Finding the Equation of a Plane with Given Intercepts

[Lancelot59]

Hello everyone. This problem asks me to find the equation of a plane with an x-intercept of a, a y-intercept of b, and a z-intercept of c.

I started off with the scalar plane equation:

$$\hat{i}(x-x_{o})+\hat{j}(y-y_{o})+\hat{k}(z-z_{o})+d=0$$

I decided to start with Y, stating that when x=z=0 y=b. I then got this after moving some stuff around:

$$-\hat{i}(x_{o})+\hat{j}(b-y_{o})-\hat{k}(z_{o})+d=0$$
$$\hat{j}(b-y_{o})=\hat{i}(x_{o})++\hat{k}(z_{o})+d$$

It was at this point I ran out of ideas. I still have too many unknowns, and I can see solving for the others just making the equation cancel out.

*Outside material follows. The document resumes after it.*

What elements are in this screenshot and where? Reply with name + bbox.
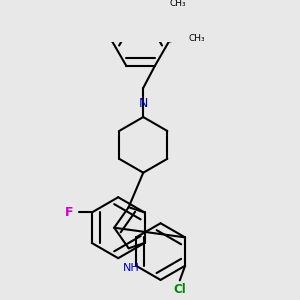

How can I go about solving this problem?

 

[Rasalhague]

How could you use those three given points to find a vector at right angles to the plane?

 

[Lancelot59]

a=(x,0,0)
b=(0,y,0)
c=(0,0,z)

I'm not entirely sure. So I could take vectors between those coordinates...but would those not end up being parallel with the plane? Unless I take a cross product between them. I'll give it a try.

 

[Mark44]

No, the three points are (a, 0, 0), (0, b, 0), and (0, 0, c). Call these points A, B, and C. The vectors AB and AC lie in the plane (as does BC). AB X AC gives you a vector that is perpendicular to the plane.

 

[Lancelot59]

I see. Thanks for the help!